Peter Kim is the first to see the humor and irony in how he was introduced to blogs .. attempting to put out a blog flame storm for a client. However, it was a snow storm that was the catalyst for Peter launching his own blog, Being Peter Kim, which was to become one of the most highly regarded marketing blogs.
Blog Story Teller: Peter Kim, Being Peter Kim
Call me Dr. Strangeblog or: How I learned to stop worrying and love the blog.
My introduction to blogs was certainly a magical epiphany of marketing communications – akin to an atomic bomb detonation. One Monday morning in 2003, I walked in to work and by the time I walked out, I was the point person assigned to quash a global branding crisis. Somewhere in the world, rogue creatives had released a couple of sexually provocative ads featuring our products and logo – and they were gaining more attention every hour.
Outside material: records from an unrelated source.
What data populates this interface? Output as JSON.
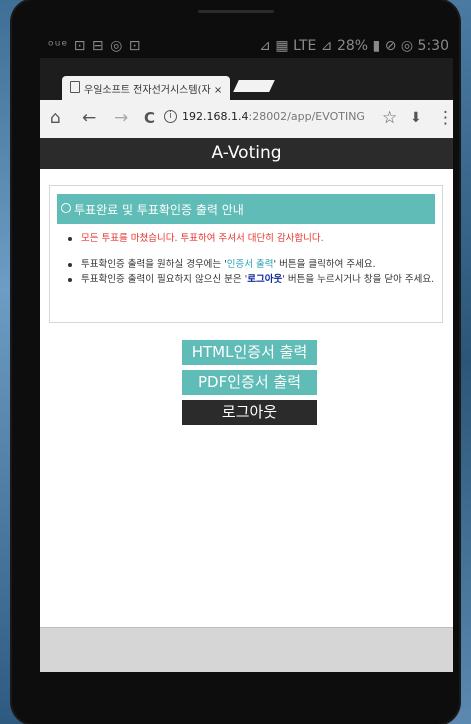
{
  "status": {
    "left": "ᵒᵘᵉ ⊡ ⊟ ◎ ⊡",
    "right": "⊿ ▦ LTE ⊿ 28% ▮ ⊘ ◎ 5:30"
  },
  "tab": {
    "title": "우일소프트 전자선거시스템(자 ×"
  },
  "url": {
    "host": "192.168.1.4",
    "path": ":28002/app/EVOTING"
  },
  "icons": {
    "home": "⌂",
    "back": "←",
    "forward": "→",
    "reload": "C",
    "info": "i",
    "star": "☆",
    "download": "⬇",
    "menu": "⋮"
  },
  "app": {
    "title": "A-Voting"
  },
  "panel": {
    "title": "투표완료 및 투표확인증 출력 안내",
    "item1": "모든 투표를 마쳤습니다. 투표하여 주셔서 대단히 감사합니다.",
    "item2_pre": "투표확인증 출력을 원하실 경우에는 '",
    "item2_link": "인증서 출력",
    "item2_post": "' 버튼을 클릭하여 주세요.",
    "item3_pre": "투표확인증 출력이 필요하지 않으신 분은 '",
    "item3_link": "로그아웃",
    "item3_post": "' 버튼을 누르시거나 창을 닫아 주세요."
  },
  "buttons": {
    "html": "HTML인증서 출력",
    "pdf": "PDF인증서 출력",
    "logout": "로그아웃"
  },
  "colors": {
    "accent": "#5fbcb6",
    "dark": "#2b2b2b",
    "warning": "#e8352f",
    "link": "#2aa3b3",
    "strong": "#0f2a9c"
  }
}
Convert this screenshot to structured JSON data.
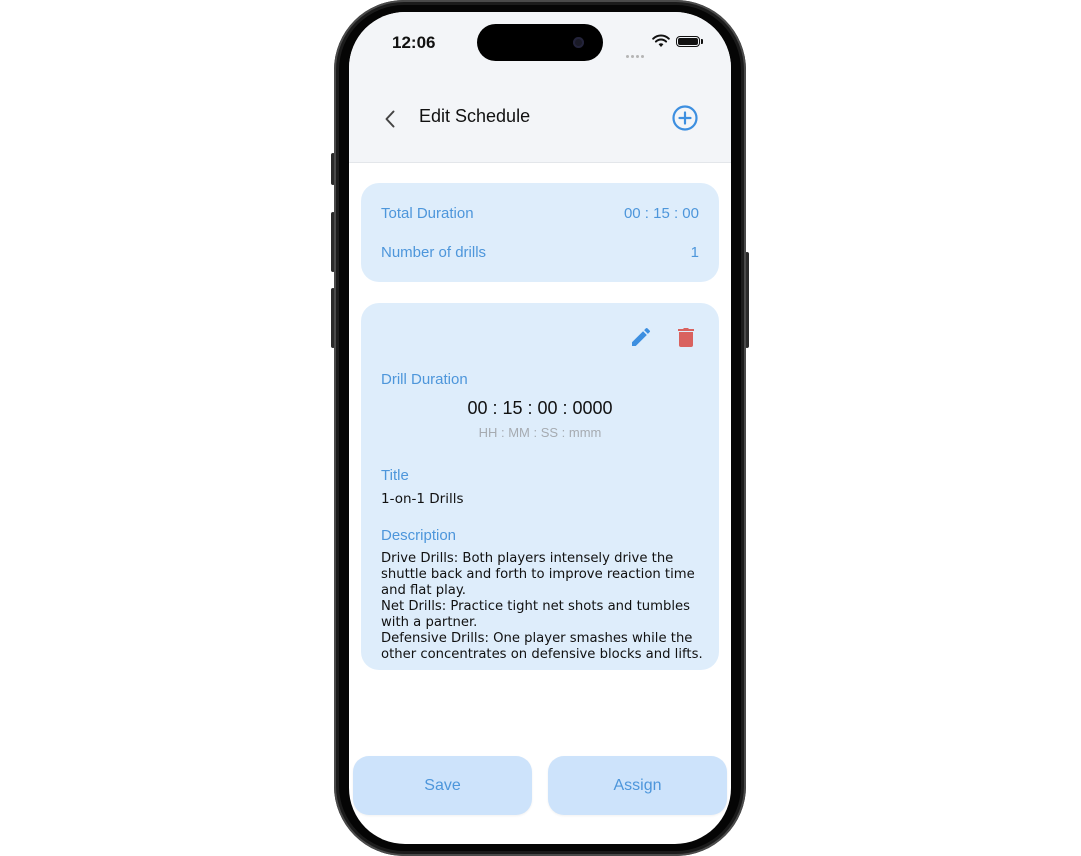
{
  "status_bar": {
    "time": "12:06"
  },
  "nav": {
    "title": "Edit Schedule"
  },
  "summary": {
    "total_duration_label": "Total Duration",
    "total_duration_value": "00 : 15 : 00",
    "drills_count_label": "Number of drills",
    "drills_count_value": "1"
  },
  "drill": {
    "duration_label": "Drill Duration",
    "duration_value": "00 : 15 : 00 : 0000",
    "duration_format": "HH : MM : SS : mmm",
    "title_label": "Title",
    "title_value": "1-on-1 Drills",
    "description_label": "Description",
    "description_value": "Drive Drills: Both players intensely drive the shuttle back and forth to improve reaction time and flat play.\nNet Drills: Practice tight net shots and tumbles with a partner.\nDefensive Drills: One player smashes while the other concentrates on defensive blocks and lifts."
  },
  "actions": {
    "save_label": "Save",
    "assign_label": "Assign"
  },
  "colors": {
    "accent": "#4d96db",
    "card_bg": "#deedfb",
    "button_bg": "#cde3fb",
    "delete": "#d9625f"
  },
  "icons": {
    "back": "chevron-left-icon",
    "add": "plus-circle-icon",
    "edit": "pencil-icon",
    "delete": "trash-icon"
  }
}
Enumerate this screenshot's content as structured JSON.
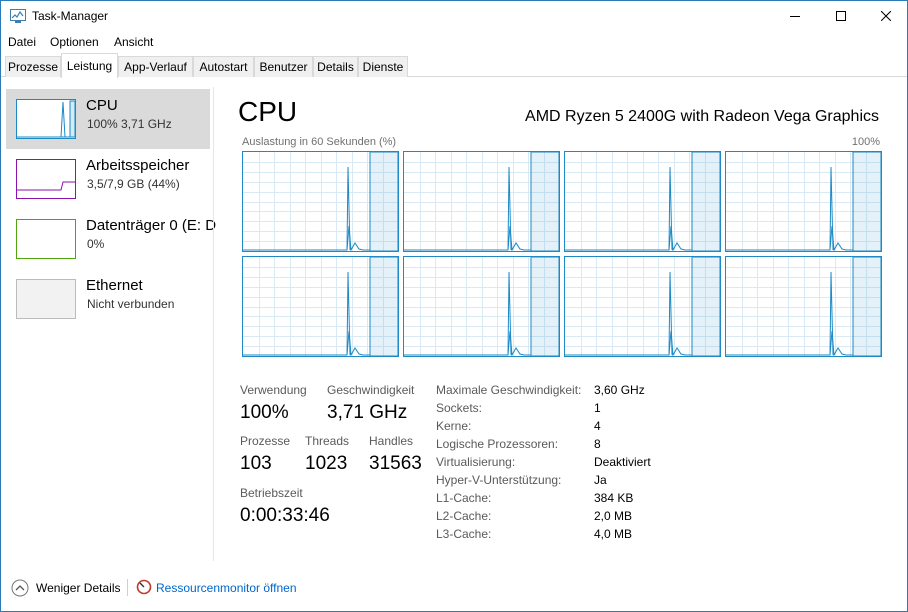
{
  "window": {
    "title": "Task-Manager"
  },
  "menu": [
    "Datei",
    "Optionen",
    "Ansicht"
  ],
  "tabs": [
    "Prozesse",
    "Leistung",
    "App-Verlauf",
    "Autostart",
    "Benutzer",
    "Details",
    "Dienste"
  ],
  "active_tab": "Leistung",
  "sidebar": {
    "items": [
      {
        "title": "CPU",
        "sub": "100%  3,71 GHz",
        "color": "#1b8ac6",
        "selected": true
      },
      {
        "title": "Arbeitsspeicher",
        "sub": "3,5/7,9 GB (44%)",
        "color": "#8b12ae",
        "selected": false
      },
      {
        "title": "Datenträger 0 (E: D",
        "sub": "0%",
        "color": "#4da60c",
        "selected": false
      },
      {
        "title": "Ethernet",
        "sub": "Nicht verbunden",
        "color": "#bcbcbc",
        "selected": false
      }
    ]
  },
  "main": {
    "title": "CPU",
    "cpu_name": "AMD Ryzen 5 2400G with Radeon Vega Graphics",
    "graph_label": "Auslastung in 60 Sekunden (%)",
    "graph_max": "100%",
    "graph_count": 8,
    "graph_color": "#1d8ac6",
    "stats": {
      "usage_label": "Verwendung",
      "usage_value": "100%",
      "speed_label": "Geschwindigkeit",
      "speed_value": "3,71 GHz",
      "processes_label": "Prozesse",
      "processes_value": "103",
      "threads_label": "Threads",
      "threads_value": "1023",
      "handles_label": "Handles",
      "handles_value": "31563",
      "uptime_label": "Betriebszeit",
      "uptime_value": "0:00:33:46"
    },
    "info": [
      {
        "label": "Maximale Geschwindigkeit:",
        "value": "3,60 GHz"
      },
      {
        "label": "Sockets:",
        "value": "1"
      },
      {
        "label": "Kerne:",
        "value": "4"
      },
      {
        "label": "Logische Prozessoren:",
        "value": "8"
      },
      {
        "label": "Virtualisierung:",
        "value": "Deaktiviert"
      },
      {
        "label": "Hyper-V-Unterstützung:",
        "value": "Ja"
      },
      {
        "label": "L1-Cache:",
        "value": "384 KB"
      },
      {
        "label": "L2-Cache:",
        "value": "2,0 MB"
      },
      {
        "label": "L3-Cache:",
        "value": "4,0 MB"
      }
    ]
  },
  "footer": {
    "fewer_details": "Weniger Details",
    "resmon": "Ressourcenmonitor öffnen"
  }
}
As the head of global interactive marketing, I was tasked with “doing something” about it. My advice? Leave it alone and let it die. The corporate response? Send a cease-and-desist to any entity hosting or publishing the images. When I told one blogger that “blogs are not a media outlet,” his ego went into overdrive. Eventually the meme died, but not before sales to our online store had jumped through the roof (!).
A couple years later, different firm. I’m head of interactive again, among other things. President: “We need one of those ‘blog’ things!” So I started one. It sucked. In retrospect, a blog wasn’t going to do much to bring back the 80’s for the core fans of that brand. But I did start a small blog experiment on the side…
I had been working in the space and recently started a job that made blogging a natural extension of my work. I finally joined the conversation in earnest in January 2006. It was the first of a few crazy snow storms that winter and the rest of my family was stuck in Palm Beach. What to do? Start a blog!
One of the biggest challenges – branding. What could I call this thing to signal it as personal and not raise the ire of my corporate employer? How could I signal that I realize, in the grand scheme of DNS, I’m just another navel-gazing marketer? Given that readers will see the world through my filter, I thought the riff on a 1999 movie title fit pretty well. So it stuck – “Being Peter Kim.” And the question I have heard more times than I care to count: “so, how is it, being Peter Kim?” My response? Read the blog!
Now after a year and a half of blogging, I’ve learned so much and love the dialogue. Will I ever stop blogging? Maybe. I put up my first web site in 1993 and that’s not around anymore. Maybe the medium will change to microblogging. Maybe photoblogging. Or maybe I’ll just revert to black ink on paper and fill up a bunch of Moleskines on a shelf as a palpable reminder of where I’ve been and what I’ve thought. But for now, I feel like this story has still just begun.
By the way - I still don’t think blogs are media outlets. Media as historically defined are poorly targeted one-way communication in transport vehicles being replaced by emerging technologies. I see blogs as conversations, two-way dialogue between individuals that were made for technology’s current evolution. Who wants to be a voice that people skip, block, and ignore?
Excellent blogger story, Pete and Toby! Thank you for sharing and inspiring.